PERSPECTIVES

Kolonialisme, Wabah, dan Dokter Pribumi

Penulis: Cha Cha – Asisten Peneliti PKT UGM

Kemunculan virus SARS COV-2 atau yang lebih dikenal dengan COVID-19 membuat dunia terhentak. Penyebaran virus secara global ini membuat organisasi kesehatan dunia (WHO) menetapkannya sebagai pandemi. Namun bila dilihat dari sejarah, penyebaran penyakit (wabah) yang memakan banyak korban sudah beberapa kali terjadi. Salah satunya adalah wabah penyakit pes yang terjadi di benua Eropa pada abad ke 14 yang menghilangkan nyawa sepertiga populasi Eropa (Black Death). Tak terkecuali di Pulau Jawa pada tahun 1910-1926 dengan korban meninggal sebanyak 120.000 orang.
Bermula dari gagal panen yang mendorong pemerintah Hindia Belanda yang berkuasa pada saat itu mengambil keputusan untuk mengimpor beras dari Yangoon, Myanmar. Keputusan ini dibuat meskipun sudah ada peringatan tentang wabah pes yang melanda Myanmar. Akibatnya, karung beras yang juga terdapat kutu tikus didistribusi ke Indonesia melalui Surabaya dan disimpan di Kota Malang. Dalam waktu sebulan, 17 orang meninggal. Keterbatasan media komunikasi pada saat itu menghambat tersebarnya informasi tentang situasi wabah ini.
Kebijakan-kebijakan yang diambil oleh pemerintah Hindia Belanda untuk merespon wabah pada saat itu adalah penutupan akses jalan dan kereta api dari dan menuju Malang. Hingga pembongkaran rumah penduduk yang berdinding bambu untuk memberantas sarang tikus. Pengisolasian kota Malang tidak berlangsung lama dikarenakan kurangnya buruh pertanian yang berdampak pada sektor ekonomi. Akibatnya, terjadi lonjakan kasus yang semakin tinggi. Misalnya, pada tahun 1913 terdapat lonjakan kasus 5x lipat dari tahun sebelumnya sebanyak 11.000 orang.
Keengganan para dokter Belanda saat itu untuk menangani wabah pes disebabkan oleh adanya ketakutan akan peristiwa Black Death.
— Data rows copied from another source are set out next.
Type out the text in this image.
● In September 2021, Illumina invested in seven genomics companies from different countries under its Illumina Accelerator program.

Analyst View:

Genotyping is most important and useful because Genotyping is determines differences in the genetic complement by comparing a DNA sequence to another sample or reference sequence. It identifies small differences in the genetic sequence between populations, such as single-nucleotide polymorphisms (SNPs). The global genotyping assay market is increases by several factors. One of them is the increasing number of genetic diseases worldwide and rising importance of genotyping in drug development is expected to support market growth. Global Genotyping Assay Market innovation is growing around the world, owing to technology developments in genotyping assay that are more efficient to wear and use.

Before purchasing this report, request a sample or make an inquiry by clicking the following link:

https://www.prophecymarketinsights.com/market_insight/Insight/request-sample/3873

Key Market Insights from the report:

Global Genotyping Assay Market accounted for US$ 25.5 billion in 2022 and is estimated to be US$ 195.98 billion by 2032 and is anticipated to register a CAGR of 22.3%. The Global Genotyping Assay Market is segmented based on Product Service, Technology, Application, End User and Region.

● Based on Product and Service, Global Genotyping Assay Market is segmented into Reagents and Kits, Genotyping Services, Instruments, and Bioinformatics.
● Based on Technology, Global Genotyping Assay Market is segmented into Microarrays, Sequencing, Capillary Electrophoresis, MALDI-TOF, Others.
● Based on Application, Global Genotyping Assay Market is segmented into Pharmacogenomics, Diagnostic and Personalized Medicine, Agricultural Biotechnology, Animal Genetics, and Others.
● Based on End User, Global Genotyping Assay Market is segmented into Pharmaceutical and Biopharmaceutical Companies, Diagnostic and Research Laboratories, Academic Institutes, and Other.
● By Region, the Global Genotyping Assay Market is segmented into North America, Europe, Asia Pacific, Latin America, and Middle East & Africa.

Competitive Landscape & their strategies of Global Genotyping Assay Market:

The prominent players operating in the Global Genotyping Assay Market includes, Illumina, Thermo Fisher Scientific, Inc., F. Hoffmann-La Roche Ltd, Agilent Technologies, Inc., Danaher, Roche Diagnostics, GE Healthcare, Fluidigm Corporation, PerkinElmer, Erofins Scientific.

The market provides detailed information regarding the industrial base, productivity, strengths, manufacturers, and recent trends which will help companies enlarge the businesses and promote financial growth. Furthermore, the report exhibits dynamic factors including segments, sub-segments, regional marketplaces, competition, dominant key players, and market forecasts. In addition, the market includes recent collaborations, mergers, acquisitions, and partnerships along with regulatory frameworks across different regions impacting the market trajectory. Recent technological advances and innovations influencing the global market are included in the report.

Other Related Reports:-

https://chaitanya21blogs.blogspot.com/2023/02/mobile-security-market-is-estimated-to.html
Nama dr. Cipto Mangunkusumo menjadi yang paling berpengaruh pada saat wabah pes terjadi. Beliau tanpa takut langsung menangani pasien meski tanpa alat pelindung diri (APD). Tidak hanya itu, pemerintah Hindia Belanda pun membuat kebijakan untuk meluluskan mahasiswa kedokteran tingkat akhir STOVIA yang berhasil menyembuhkan pasien penyakit pes tanpa harus menulis tesis meski dengan resiko kematian. Pada akhirnya, hanya dokter-dokter bumiputra dengan jumlah terbatas yang menangani wabah pes. Masalah lain yang harus dihadapi adalah pengucilan terhadap penderita pes oleh masyarakat.
Bercermin dari sejarah, permulaan wabah terjadi karena adanya ketidakseriusan pemerintah dalam menanggapi peringatan akan wabah dan masalah-masalah yang timbul setelahnya mencakup kelangkaan APD bagi para tenaga medis, lonjakan kasus yang terjadi setelah penyudahan masa isolasi untuk mendukung sektor ekonomi serta pengucilan terhadap penderita. Namun dibalik itu semua, tindakan yang dilakukan oleh dr. Cipto Mangunkusumo dan dokter bumiputra lainnya memberi makna yang dalam tentang nilai kemanusiaan dan perjuangan.
Dimasa sekarang kita menghadapi pandemi COVID-19, apresiasi yang sangat tinggi juga pantas diberikan bagi para tenaga medis dan semua pihak yang telah terlibat termasuk para relawan. Kita pun menjadi bagian dalam perjuangan tersebut dengan tetap menerapkan protokol kesehatan, menyebarkan informasi yang valid dan tidak memberi stigma dan mengucilkan para pasien. Tetap waspada dan terus saling mendukung untuk bersama-sama keluar dari masa krisis kesehatan masyarakat dan ekonomi.